Guam Okura expansion hits a snag
By Gerardo R. Partido
Variety News Staff
8/1/07
THE $30 million expansion of the Guam Hotel Okura has hit a snag as representatives of Chamorro activist groups asked the hotel owners to save what’s left of the ancient Chamorro cemetery being excavated at the hotel’s renovation construction site.
The groups claim that more than 280 ancestral remains have already been excavated without public notice and that the archaeological contractor, PHRI, allegedly has plans to mail these remains off-island via parcel post.
In a letter sent to Guam Resorts Inc., the owner of the hotel, former Sen. Hope A. Cristobal asked for a meeting with hotel officials to discuss the preservation plans for the cemetery and the exact number of remains that have been removed, including when they were found and where the remains are being stored.
"We feel that the whole scale removal of this Chamorro cemetery is unnecessary and disrespectful.

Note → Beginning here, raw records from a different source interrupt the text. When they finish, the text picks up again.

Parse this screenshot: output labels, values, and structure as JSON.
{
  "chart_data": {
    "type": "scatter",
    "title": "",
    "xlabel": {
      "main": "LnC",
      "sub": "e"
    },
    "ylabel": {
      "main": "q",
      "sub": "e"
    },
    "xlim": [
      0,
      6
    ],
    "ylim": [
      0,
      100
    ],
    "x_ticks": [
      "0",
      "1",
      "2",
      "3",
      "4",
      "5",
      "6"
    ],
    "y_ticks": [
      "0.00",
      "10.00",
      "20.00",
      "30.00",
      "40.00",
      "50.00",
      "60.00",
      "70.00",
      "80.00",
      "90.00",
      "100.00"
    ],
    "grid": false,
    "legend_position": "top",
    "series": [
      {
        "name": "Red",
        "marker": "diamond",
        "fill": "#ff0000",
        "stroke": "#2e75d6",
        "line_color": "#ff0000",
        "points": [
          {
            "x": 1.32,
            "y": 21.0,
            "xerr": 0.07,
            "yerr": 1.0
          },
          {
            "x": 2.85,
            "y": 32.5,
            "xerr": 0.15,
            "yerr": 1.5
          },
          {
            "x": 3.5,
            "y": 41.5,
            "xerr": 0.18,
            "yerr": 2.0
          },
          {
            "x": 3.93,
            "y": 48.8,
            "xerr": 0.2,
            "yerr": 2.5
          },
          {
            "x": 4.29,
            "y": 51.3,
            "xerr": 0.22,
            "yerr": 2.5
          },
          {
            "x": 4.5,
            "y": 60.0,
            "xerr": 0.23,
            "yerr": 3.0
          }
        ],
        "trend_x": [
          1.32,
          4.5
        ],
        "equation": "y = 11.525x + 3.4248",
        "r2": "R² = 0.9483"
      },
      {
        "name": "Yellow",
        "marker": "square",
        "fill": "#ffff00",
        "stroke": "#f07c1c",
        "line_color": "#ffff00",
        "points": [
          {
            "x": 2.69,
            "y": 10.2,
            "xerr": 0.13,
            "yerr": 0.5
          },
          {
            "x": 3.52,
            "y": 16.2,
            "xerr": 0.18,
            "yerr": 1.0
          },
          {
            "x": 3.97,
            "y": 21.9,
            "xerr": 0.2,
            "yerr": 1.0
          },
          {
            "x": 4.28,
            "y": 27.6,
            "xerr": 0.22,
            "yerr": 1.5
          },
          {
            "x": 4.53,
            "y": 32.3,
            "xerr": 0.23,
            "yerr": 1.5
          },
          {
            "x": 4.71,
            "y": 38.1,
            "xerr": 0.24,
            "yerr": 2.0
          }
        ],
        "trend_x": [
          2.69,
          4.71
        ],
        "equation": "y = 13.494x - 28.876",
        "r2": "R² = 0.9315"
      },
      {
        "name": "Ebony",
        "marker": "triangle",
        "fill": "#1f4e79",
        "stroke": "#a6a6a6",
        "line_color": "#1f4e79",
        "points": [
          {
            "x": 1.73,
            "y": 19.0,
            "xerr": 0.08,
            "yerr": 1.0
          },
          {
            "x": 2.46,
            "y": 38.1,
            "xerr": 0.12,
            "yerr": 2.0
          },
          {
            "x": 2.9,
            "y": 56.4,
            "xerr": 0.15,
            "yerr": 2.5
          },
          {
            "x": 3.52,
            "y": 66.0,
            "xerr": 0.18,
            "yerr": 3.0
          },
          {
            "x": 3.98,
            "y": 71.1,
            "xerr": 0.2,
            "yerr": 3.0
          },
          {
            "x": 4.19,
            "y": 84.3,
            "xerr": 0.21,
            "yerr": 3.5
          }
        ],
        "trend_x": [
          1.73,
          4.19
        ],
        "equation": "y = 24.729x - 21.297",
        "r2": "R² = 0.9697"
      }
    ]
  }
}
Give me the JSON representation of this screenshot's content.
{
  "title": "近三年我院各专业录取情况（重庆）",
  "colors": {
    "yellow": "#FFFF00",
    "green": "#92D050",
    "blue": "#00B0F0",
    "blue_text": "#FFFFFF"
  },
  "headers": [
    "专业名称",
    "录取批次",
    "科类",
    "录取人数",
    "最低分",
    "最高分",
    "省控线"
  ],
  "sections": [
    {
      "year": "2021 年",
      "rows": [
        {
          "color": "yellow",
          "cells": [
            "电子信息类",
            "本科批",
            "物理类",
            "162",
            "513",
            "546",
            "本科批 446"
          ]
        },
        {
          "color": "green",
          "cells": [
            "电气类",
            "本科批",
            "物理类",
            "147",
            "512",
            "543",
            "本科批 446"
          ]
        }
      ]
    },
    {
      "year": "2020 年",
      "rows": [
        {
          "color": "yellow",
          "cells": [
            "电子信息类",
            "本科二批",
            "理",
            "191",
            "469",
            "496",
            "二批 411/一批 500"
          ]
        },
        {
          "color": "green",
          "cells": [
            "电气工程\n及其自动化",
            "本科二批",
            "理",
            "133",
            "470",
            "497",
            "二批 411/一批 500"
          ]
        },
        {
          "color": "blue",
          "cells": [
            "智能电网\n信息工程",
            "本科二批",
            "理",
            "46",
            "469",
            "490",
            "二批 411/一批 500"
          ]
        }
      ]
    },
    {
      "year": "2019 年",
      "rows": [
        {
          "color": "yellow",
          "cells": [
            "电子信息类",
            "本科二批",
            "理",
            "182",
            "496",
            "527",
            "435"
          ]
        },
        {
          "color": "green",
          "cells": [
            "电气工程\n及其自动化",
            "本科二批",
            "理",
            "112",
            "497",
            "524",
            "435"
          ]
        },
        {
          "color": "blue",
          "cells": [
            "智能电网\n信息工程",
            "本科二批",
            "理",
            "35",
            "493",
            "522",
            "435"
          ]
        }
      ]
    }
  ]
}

We want people to respect the dead in our ancestral cemeteries," Cristobal said.
The Chamorro groups are also asking the Hotel Okura to discuss the effects that the hotel’s construction activities are having on the existing cemetery, as well as the hotel’s re-internment plans.
"As the organizers of the Chamoru burial commemoration ceremony in September 2006 when 18 human remains were excavated, we communicated with your representative, Mr. Mark Day, our concerns that the Pre-Latte and Latte Period Chamoru cemetery and burials located on the current hotel renovation site are being desecrated. On Friday, July 27, Mr. Mark Day confirmed that one more month of these burial diggings remain. At that point, we again requested that the whole scale removal of this ancient Chamoru cemetery from its original site cease until we could meet," Cristobal said.
The Chamorro groups claim that over 280 human remains have now been secretly excavated from their final resting places without being accorded the traditional Chamorro ceremonies given to ancestral elders.
"Furthermore, your contractor, Mr. David Defunct of PHRI, has made a public statement implying that it is now our Chamoru elders and traditional masters of ceremonies who are suspect in grave diggings and destruction. We object to Mr. Defunct’s disrespectful and blasphemous statement; one that flies in the face of the profane purposes for excavating our ancestral elders’ ceremony in the first place," Cristobal said.
The Chamorro groups also allege that the "archaeo-business" contractor plans to mail Chamorro ancestral remains off-island via parcel post.
"This is unacceptable and we consider this another in the continuum of further desecrations in this treatment of our ancestral elders by your contractor," Cristobal said.
Just as the Japanese people have great respect for their dead, Cristobal said the Chamorros also respect their dead and thus, the hotel should stop further desecrations.
The letter was also signed by graduate student Victoria-Lola M. Leon Guerrero.
The owner of the Guam Hotel Okura is investing upwards of $30 million to create the new resort, which will have 23 luxury villas with both one and two-bedroom options.
Each villa will have its own individual swimming pool or Jacuzzi overlooking the ocean. In addition, there will be 68 luxury family-type suites and 148 deluxe rooms.
When completed, hotel management said the renovated Guam Hotel Okura will create a sense of opulence and privacy, blending with Guam’s natural surroundings to offer an unparalleled luxury destination resort.